De Blasio has been accused by critics, including New York police officers, of helping to fuel racial tension between police and protesters.
One of the major anti-police protests in New York that received media attention was an attempt to shut down Manhattan’s Fifth Avenue shopping district before Christmas.
The protest was led by the group Act Now To End War & Stop Racism Coalition, or ANSWER, together with Occupy Wall Street and at least 10 other so-called economic justice and pro-Palestinian groups.
ANSWER has worked with ACORN and has led protests in the past with MoveOn.org, a group with which de Blasio previously worked.
During the mayoral race last year, New York City media reported that billionaire George Soros had endorsed de Blasio. But the reports failed to disclose the billionaire’s major financial donation to de Blasio’s nonprofit as well as the candidate’s cozy working relationship with Soros-funded activist groups. De Blasio worked with some of those groups to stir protests.
In 2011, using his position of public advocate, de Blasio launched a nonprofit called the Coalition for Accountability in Political Spending, or CAPS. The group received its primary launch donation of $400,000 from Soros’s Open Society Institute.
De Blasio used his group and his public office to organize with other Soros-funded groups.
In 2011, Chris Bragg at CityAndStateNY.com reported that de Blasio pursued a case against the Minnesota-based Target Corporation after it contributed $150,000 to an organization that promoted a local politician, Tom Emmer, for governor. Emmer had drawn controversy for reportedly opposing a law that sought to combat the bullying of homosexual youth.
De Blasio’s office responded by organizing a protest with MoveOn.org, which is funded directly by Soros as well as by the Soros-funded Tides Foundation.
De Blasio also worked with other Soros-funded groups, noted Bragg, including Common Cause, the advocacy group Public Citizen and the D.C.-based Center for Political Accountability.
De Blasio, meanwhile, has a long history with the controversial ACORN, once even steering public funds to an ACORN front group.
De Blasio spent $43,000 to hire N.Y. Citizens Services Inc., an affiliate of ACORN, to run canvassing, consulting, and field work for his public advocate campaign.
As a councilman, de Blasio steered $115,000 in taxpayer dollars directly to ACORN as well as to the organization’s affiliate, the New York Agency for Community Affairs.
De Blasio’s 2010 public advocate campaign was also endorsed by the ACORN-founded Working Families Party, with which the politician demonstrates a larger working relationship.
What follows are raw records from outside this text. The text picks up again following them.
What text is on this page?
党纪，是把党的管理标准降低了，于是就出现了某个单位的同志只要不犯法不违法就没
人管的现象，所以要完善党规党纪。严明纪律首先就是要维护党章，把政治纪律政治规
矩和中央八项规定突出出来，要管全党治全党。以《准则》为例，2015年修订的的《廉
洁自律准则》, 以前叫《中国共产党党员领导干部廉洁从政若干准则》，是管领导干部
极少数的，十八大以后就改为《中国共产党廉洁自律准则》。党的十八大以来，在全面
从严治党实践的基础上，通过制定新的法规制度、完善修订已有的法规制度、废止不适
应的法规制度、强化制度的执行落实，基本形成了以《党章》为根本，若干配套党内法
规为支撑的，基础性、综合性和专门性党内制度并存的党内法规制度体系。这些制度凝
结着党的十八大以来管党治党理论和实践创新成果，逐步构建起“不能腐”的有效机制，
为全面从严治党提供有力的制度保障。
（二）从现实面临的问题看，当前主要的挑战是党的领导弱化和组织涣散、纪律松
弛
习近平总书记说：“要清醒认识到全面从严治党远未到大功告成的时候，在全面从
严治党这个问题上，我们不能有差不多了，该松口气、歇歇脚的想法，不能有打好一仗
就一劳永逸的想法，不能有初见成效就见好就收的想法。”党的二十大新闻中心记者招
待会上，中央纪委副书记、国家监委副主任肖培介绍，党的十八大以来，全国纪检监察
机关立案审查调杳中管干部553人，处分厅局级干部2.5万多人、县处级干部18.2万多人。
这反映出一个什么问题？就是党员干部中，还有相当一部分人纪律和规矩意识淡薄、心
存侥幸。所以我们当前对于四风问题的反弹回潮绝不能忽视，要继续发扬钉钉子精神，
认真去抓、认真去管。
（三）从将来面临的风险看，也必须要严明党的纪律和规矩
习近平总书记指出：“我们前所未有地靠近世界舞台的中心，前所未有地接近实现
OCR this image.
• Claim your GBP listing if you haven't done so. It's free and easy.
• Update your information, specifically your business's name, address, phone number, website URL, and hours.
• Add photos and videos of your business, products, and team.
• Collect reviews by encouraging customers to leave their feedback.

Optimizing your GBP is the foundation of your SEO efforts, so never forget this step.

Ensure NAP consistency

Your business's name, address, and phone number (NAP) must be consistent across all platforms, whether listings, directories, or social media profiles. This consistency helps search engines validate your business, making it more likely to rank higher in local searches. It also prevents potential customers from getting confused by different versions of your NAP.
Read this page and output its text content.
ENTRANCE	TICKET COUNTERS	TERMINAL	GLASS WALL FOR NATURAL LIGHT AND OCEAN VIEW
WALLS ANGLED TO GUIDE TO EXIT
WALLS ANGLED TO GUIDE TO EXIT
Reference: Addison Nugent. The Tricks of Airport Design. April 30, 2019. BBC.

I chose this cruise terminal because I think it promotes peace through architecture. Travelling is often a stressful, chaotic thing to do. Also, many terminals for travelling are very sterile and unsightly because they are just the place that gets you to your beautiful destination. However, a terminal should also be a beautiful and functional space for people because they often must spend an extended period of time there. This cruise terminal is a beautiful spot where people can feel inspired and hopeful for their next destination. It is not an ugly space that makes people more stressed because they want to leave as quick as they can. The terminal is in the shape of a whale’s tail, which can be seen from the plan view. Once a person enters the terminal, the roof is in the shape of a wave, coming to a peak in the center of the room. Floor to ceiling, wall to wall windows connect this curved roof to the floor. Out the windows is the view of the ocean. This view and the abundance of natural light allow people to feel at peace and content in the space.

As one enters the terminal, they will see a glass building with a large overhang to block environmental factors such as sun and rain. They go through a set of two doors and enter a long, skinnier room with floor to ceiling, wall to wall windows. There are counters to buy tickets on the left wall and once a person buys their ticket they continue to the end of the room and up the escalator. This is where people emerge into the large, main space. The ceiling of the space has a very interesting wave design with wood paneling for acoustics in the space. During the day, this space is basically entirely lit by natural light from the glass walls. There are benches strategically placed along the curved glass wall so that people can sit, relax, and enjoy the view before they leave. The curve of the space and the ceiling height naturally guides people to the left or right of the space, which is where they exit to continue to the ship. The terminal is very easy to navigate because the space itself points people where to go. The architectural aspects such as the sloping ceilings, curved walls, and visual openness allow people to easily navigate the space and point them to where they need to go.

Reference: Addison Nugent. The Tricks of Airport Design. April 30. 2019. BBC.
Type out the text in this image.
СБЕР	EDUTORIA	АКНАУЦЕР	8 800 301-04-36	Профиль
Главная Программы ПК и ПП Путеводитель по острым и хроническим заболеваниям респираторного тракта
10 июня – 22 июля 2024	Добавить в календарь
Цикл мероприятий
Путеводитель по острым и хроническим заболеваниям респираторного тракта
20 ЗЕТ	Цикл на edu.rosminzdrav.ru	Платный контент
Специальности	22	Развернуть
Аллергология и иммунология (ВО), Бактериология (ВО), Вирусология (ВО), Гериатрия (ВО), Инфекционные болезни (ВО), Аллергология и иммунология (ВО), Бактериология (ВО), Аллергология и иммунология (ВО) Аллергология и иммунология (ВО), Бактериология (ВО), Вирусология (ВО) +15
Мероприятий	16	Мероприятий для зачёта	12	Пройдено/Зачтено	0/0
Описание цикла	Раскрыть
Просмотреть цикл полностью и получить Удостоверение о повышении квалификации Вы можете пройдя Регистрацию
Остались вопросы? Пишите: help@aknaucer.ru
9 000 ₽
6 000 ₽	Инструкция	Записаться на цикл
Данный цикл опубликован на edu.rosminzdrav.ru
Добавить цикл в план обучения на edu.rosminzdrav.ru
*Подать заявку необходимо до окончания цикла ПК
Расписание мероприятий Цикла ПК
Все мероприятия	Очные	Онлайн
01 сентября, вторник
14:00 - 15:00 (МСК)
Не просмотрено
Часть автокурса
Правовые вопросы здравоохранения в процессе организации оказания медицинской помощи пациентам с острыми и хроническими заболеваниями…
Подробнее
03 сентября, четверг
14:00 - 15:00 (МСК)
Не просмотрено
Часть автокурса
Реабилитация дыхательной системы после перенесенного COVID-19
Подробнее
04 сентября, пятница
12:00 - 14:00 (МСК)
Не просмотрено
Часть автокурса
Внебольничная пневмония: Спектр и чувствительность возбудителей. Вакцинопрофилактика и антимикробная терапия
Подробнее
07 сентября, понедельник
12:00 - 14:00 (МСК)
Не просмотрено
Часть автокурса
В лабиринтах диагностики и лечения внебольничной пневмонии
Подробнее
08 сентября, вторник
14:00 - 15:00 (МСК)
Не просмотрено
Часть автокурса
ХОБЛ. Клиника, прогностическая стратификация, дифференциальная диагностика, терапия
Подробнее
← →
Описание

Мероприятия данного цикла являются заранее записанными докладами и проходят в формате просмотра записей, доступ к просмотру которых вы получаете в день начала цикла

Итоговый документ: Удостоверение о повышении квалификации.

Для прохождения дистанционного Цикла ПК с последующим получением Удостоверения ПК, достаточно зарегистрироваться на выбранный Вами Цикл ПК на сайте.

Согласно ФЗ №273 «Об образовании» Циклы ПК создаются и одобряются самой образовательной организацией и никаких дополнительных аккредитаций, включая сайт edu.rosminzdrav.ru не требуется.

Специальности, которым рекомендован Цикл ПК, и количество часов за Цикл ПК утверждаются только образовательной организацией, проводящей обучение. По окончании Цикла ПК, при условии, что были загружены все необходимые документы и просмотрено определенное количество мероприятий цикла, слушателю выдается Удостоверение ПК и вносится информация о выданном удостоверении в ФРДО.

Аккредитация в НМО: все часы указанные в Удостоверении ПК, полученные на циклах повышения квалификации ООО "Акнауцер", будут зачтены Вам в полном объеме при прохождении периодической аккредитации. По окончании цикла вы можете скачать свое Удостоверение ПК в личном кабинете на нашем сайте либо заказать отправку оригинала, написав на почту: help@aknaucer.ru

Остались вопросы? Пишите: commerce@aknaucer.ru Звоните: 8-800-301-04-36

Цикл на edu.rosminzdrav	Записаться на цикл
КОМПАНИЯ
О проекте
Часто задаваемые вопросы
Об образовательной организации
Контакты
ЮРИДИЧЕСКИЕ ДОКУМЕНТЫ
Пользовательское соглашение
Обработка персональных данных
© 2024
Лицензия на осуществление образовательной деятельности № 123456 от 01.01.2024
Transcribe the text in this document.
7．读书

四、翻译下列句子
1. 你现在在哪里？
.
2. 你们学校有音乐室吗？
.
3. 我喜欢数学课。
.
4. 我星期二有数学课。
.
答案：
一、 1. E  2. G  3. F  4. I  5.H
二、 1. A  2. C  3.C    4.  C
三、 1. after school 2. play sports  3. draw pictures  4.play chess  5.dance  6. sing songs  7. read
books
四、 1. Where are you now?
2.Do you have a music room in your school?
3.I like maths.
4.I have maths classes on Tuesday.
As a councilman, de Blasio was hired as a consulate by a group called the Progressive America Foundation, which reportedly paid him $33,000 to lobby for election regulations that would ease restrictions on third parties such as the Working Families Party, or WFP. The foundation is closely tied to WFP.
De Blasio then spent $67,740 to hire WFP’s for-profit branch, Data and Field Services, for canvassing and election consulting. The organization was run from the same office as New York ACORN.